Single by Jackie Wilson and LaVern Baker
- B-side: "Please Don't Hurt Me (I've Never Been In Love Before)"
- Released: 1965
- Genre: Soul
- Length: 3:02
- Label: Brunswick Records
- Songwriter: Eddie Singleton
- Producers: Eddie Singleton, Nat Tarnopol

= Think Twice (Jackie Wilson song) =

1965 duet by Jackie Wilson and LaVern Baker

"Think Twice" is an R&B duet sung by Jackie Wilson and LaVern Baker. It was a minor hit on the Billboard pop chart (peaking at No. 93), but fared better on the R&B chart, reaching No. 37.

==Production==
"Think Twice" was the first time that good friends (and Brunswick Records label-mates) Wilson and Baker went into the studio together. Recorded in New York on September 2, 1965, the record featured an orchestra and chorus directed by Dale Warren; the song was written by Eddie Singleton and co-produced by Singleton and Nat Tarnopol.
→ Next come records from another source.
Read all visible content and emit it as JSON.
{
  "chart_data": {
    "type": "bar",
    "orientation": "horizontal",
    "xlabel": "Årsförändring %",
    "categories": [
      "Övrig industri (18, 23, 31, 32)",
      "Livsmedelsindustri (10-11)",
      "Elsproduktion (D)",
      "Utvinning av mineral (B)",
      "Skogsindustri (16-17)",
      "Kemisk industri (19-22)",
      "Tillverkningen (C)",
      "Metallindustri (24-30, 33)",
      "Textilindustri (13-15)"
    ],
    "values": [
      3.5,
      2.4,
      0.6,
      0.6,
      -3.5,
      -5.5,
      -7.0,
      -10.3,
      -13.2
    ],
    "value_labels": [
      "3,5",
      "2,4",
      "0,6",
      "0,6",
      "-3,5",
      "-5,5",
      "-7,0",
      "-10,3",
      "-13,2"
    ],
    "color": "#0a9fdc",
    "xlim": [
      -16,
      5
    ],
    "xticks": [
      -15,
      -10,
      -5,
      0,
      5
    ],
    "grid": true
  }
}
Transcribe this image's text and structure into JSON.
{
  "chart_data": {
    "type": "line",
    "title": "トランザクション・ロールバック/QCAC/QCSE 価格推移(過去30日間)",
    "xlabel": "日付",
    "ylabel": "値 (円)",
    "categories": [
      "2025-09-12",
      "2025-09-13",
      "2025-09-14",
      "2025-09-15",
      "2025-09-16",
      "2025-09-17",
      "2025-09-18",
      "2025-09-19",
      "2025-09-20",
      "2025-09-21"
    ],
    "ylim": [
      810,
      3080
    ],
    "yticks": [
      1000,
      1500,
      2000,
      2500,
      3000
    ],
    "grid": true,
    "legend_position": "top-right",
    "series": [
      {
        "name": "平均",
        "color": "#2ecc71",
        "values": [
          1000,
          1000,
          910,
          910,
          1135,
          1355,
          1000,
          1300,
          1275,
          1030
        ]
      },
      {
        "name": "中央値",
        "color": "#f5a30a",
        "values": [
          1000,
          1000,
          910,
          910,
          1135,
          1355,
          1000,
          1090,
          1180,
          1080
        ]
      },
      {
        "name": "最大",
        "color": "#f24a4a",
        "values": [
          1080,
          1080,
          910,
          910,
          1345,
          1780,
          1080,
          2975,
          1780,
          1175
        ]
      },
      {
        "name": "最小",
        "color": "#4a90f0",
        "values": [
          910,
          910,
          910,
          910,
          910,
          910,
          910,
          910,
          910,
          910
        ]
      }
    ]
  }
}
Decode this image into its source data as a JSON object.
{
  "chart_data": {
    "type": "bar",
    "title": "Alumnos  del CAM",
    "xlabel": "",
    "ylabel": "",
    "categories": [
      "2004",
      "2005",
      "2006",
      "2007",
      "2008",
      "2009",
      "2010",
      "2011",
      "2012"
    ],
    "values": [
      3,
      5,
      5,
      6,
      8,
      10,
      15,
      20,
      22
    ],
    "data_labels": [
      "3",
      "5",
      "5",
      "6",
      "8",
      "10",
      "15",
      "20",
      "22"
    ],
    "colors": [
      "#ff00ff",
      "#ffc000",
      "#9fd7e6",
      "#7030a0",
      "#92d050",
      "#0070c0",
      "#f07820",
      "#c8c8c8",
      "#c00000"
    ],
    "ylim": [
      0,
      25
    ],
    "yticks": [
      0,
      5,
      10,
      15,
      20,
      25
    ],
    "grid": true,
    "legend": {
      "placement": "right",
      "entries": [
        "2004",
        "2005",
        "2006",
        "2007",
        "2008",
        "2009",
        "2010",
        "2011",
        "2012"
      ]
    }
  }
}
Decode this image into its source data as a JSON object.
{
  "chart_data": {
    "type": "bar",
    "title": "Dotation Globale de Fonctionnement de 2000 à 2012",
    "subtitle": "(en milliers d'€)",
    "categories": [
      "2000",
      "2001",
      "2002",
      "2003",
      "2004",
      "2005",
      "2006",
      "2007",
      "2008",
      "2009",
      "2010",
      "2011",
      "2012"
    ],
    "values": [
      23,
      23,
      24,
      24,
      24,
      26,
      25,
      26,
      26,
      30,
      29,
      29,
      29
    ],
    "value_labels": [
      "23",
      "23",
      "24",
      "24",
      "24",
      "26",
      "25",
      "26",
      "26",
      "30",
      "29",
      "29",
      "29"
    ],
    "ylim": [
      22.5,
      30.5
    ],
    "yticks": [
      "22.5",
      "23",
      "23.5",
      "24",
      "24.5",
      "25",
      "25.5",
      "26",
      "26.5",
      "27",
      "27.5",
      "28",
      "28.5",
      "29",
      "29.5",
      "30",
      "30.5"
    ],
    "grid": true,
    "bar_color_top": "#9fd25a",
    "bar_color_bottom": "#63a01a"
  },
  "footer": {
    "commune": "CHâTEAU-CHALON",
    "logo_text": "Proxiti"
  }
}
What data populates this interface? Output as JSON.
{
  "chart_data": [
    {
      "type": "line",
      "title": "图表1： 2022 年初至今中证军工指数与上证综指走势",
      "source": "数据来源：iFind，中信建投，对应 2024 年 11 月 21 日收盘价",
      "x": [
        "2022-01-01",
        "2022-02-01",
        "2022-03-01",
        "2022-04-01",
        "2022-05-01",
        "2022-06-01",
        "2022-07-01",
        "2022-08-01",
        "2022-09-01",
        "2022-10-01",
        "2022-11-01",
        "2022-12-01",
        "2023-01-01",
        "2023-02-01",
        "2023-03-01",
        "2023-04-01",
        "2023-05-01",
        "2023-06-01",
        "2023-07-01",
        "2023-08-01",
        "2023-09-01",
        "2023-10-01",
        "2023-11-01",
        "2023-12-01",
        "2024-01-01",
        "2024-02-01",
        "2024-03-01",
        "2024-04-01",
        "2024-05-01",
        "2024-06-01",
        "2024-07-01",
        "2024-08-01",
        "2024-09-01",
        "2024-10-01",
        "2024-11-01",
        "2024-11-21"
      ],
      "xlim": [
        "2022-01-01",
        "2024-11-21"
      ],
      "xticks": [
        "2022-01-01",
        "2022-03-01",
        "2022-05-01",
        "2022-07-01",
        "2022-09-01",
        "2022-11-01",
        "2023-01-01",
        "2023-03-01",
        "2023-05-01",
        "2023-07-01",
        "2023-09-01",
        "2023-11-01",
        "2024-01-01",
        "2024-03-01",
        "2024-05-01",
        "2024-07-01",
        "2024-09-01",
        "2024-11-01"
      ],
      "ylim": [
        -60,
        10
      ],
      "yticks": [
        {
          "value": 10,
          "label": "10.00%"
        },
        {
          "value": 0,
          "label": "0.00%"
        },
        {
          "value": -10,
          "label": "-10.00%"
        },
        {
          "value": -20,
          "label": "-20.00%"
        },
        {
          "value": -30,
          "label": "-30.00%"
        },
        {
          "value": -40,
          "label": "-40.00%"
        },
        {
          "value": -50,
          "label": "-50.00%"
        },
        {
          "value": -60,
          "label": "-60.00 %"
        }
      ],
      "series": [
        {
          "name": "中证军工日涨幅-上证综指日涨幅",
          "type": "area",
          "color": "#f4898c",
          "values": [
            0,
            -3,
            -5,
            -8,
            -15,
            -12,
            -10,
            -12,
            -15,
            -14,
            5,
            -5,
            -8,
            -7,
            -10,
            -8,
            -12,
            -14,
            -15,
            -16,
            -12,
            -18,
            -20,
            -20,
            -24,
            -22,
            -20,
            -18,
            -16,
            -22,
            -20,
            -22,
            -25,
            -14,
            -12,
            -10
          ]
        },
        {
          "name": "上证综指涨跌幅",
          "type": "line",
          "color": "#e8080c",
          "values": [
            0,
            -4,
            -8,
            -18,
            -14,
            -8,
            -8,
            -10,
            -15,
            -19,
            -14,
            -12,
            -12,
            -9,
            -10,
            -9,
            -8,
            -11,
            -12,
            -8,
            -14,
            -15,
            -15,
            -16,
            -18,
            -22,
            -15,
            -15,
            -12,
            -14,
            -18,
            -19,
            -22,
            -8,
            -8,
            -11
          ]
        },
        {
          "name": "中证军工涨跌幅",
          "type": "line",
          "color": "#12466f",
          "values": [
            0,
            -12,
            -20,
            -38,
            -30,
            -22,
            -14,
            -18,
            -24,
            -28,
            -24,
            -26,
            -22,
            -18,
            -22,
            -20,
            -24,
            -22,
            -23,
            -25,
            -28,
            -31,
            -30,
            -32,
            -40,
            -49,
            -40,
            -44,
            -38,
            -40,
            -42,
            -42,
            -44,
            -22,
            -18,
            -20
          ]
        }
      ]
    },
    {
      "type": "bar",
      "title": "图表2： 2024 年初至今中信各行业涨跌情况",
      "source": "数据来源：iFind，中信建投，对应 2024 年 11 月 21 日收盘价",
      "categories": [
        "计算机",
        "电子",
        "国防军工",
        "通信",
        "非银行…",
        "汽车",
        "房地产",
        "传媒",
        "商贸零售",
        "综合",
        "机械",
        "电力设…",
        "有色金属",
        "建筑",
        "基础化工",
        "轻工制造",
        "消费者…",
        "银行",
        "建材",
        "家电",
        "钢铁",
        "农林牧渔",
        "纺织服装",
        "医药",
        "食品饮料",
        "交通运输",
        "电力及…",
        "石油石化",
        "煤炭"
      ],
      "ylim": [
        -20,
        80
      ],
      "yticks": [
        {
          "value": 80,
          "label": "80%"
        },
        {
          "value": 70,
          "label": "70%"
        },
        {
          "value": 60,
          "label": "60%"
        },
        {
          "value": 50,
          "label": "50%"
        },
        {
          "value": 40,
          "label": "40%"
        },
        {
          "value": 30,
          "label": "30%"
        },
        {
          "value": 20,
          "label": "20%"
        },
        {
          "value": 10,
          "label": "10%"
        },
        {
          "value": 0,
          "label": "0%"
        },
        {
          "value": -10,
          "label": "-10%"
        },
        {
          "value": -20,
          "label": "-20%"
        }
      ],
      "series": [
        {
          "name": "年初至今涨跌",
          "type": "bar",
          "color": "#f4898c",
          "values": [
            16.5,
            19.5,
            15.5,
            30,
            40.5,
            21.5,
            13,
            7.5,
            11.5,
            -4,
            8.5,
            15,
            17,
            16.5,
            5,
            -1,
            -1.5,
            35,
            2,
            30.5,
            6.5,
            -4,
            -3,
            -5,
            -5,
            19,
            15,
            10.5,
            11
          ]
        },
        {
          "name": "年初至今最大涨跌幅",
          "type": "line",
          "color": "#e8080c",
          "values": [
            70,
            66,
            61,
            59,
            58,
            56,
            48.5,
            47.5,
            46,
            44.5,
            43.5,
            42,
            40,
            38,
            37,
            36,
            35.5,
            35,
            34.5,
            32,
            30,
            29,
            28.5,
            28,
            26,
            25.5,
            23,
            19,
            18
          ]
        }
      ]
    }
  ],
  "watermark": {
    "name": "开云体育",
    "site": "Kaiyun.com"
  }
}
The B-side ("Please Don't Hurt Me (I've Never Been In Love Before)"), also by Wilson and Baker, managed to chart at #128.

==="Version X"===
The song was not a big hit upon its 1966 release, and may be better known today for an off-the-cuff X-rated rendition (which Wilson even introduces as "Version X"). Amid much laughter, the duo sing about their purported drug- and sex-crazed adventures ("I gave you all the reefer (and) all the cocaine," Baker says at one point, "and you still fucked up!"). Unsuitable for radio airplay at the time (or even today), "Version X" would not see an official release until it appeared on the compilation If It Ain't A Hit, I'll Eat My...Baby – The Dirtiest Of Them Dirty Blues on the Canadian label Zu-Zazz in 1987. (It can also be found on Eat To The Beat – The Dirtiest Of Them Dirty Blues, released in 2006 on Bear Family Records.)

Wilson and Baker would record seven more duets from 1965 to 1969 (including a cover of Johnny Ace's "Pledging My Love"), but none was a hit.